The advances portfolio on the other hand, shrunk by 9 percent over December 2019, at Rs450 billion. MCB’s ADR, as a result stood at a very low 35 percent as at September end 2020.
As has been the case over the years, banks in Pakistan - bigger ones in particular - have time and again yielded significant returns in a declining interest rate scenario, without having to lend much to the private sector. 2020 seems to be no different. The government securities issued at significantly higher rates in yesteryear, provided ample opportunities to MCB and peers to capitalize the gain on sale of securities, and more than make up for any loss in the topline.

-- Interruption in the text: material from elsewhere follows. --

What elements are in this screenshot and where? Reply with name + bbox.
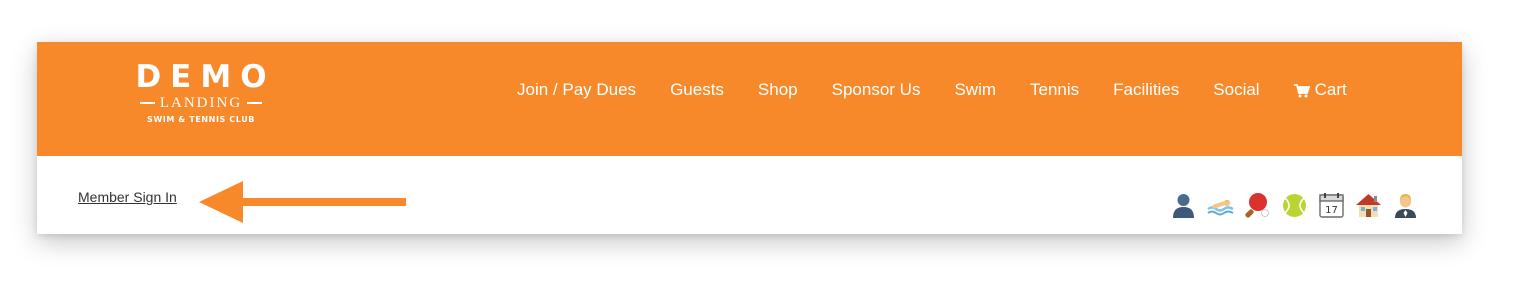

While the reduced economic activities amid the pandemic had put pressure on the fee, commission non-core income segment, MCB still did remarkably well to largely keep the income coming, recovering significantly in the third quarter with a 25 percent quarter-on-quarter surge. The real deal was sealed by the gain on sale of securities, as the bank anticipated the yield curve, and adjusted the portfolio accordingly. The capital gains totaled Rs2.86 billion during the period, up from virtually nothing in the corresponding period last year.
Bring in the exemplary control on administrative costs despite continued branch expansion and general inflation, and you have a remarkable improvement in cost to income ratio. MCB stuck to the prudent approach in dealing with the NPLs and provided aggressively in the light of pandemic. The liability side grew higher than the industry average, with the deposit base expanding by 11 percent over December 2019 to Rs1.27 trillion. Nearly half the growth was contributed by current accounts, taking the mix to 37.7 percent and consolidating an already high CASA ratio at 93.2 percent.
There is hardly a thing you want to point out that needs to be addressed in terms of prudence, asset quality, provision, profitability. With economic activities back to near full swing, one expects higher traction in the advances portfolio. Not that, MCB would not do well without one, but a slightly higher ADR may well be the case going forward.